Member of the Pennsylvania House of Representatives from the 24th district
- In office January 5, 1971 – November 30, 1972
- Preceded by: Theodore Johnson
- Succeeded by: Joseph Rhodes Jr.

Personal details
- Born: August 5, 1944 Pittsburgh, Pennsylvania, U.S.
- Died: April 26, 2026 (aged 81)
- Party: Democratic
- Spouse: Elaine Davis
- Education: Carnegie Mellon University

= Erroll Davis =

American politician (1944–2026)

Erroll Brown Davis Jr. (August 5, 1944 – April 26, 2026) was an American administrator and businessman.

== Early life and education ==
Erroll Brown Davis Jr. was born in Pittsburgh, Pennsylvania, on August 5, 1944.

He earned a Bachelor of Science in electrical engineering from Carnegie Mellon University in 1965 and an MBA in finance from the University of Chicago in 1967.

== Business career ==
Davis served as the superintendent of the Atlanta Public Schools school district in Atlanta, Georgia. He also served as the chancellor of the University System of Georgia, where he was responsible for the state's 35 public colleges and universities. He has also served as the chairman of the board at Alliant Energy Corporation and president and CEO of WPL Holdings, and chairman of the Carnegie Mellon University board of trustees.

== Political career ==
Davis was a Democratic member of the Pennsylvania House of Representatives.

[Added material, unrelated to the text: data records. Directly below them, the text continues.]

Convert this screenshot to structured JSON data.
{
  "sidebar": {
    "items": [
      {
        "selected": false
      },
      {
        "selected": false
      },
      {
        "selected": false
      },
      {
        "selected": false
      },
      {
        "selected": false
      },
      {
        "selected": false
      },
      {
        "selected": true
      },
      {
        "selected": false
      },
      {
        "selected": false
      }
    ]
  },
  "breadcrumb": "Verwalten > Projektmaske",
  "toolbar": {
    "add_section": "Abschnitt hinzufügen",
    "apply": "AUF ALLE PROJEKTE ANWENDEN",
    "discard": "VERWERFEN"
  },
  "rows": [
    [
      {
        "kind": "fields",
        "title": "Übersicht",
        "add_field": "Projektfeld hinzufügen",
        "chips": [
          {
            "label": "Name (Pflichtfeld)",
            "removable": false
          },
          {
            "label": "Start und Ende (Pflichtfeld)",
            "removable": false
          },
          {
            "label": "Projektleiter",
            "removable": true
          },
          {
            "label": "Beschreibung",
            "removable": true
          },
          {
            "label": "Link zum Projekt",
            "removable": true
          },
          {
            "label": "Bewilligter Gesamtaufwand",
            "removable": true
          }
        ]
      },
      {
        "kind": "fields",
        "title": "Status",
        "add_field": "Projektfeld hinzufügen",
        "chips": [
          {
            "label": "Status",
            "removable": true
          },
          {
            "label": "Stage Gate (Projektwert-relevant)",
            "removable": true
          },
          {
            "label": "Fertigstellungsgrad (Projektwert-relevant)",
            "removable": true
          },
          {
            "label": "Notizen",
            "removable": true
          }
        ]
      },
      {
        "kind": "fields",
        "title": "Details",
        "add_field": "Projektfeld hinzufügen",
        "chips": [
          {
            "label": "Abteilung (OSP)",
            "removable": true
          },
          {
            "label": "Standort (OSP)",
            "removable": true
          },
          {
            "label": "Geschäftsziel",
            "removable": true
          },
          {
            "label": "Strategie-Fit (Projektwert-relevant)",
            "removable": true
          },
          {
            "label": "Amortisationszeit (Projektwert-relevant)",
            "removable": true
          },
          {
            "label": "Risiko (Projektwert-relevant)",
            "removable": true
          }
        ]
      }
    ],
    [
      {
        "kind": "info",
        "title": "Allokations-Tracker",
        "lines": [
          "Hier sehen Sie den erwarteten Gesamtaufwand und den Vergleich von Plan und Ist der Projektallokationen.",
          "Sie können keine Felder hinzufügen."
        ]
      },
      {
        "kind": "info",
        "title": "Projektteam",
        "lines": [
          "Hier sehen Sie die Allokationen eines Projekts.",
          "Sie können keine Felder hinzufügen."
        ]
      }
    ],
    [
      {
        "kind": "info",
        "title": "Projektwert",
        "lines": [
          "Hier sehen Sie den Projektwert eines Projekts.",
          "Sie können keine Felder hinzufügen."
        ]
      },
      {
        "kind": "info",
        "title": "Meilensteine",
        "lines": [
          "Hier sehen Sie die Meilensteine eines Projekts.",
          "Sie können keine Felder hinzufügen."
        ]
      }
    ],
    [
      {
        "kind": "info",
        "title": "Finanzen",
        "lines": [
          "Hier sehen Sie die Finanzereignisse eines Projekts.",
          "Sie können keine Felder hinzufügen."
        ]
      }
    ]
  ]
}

From 1998 to 2010, he was a non-executive director of multinational oil company BP plc.

In July 2011, Davis was appointed APS's interim superintendent, to serve the position until June 30, 2012.

Davis later served as a member of the Board of Curators for the Georgia Historical Society. He was also elected a member of the National Academy of Engineering in 2021 for leadership in the research and development of renewable resources integration with the grid, and public education. In 2024, he was elected Chair of the National Academy of Engineering.

== Death ==
Davis died on April 26, 2026, at the age of 81. In later years, he suffered from primary lateral sclerosis.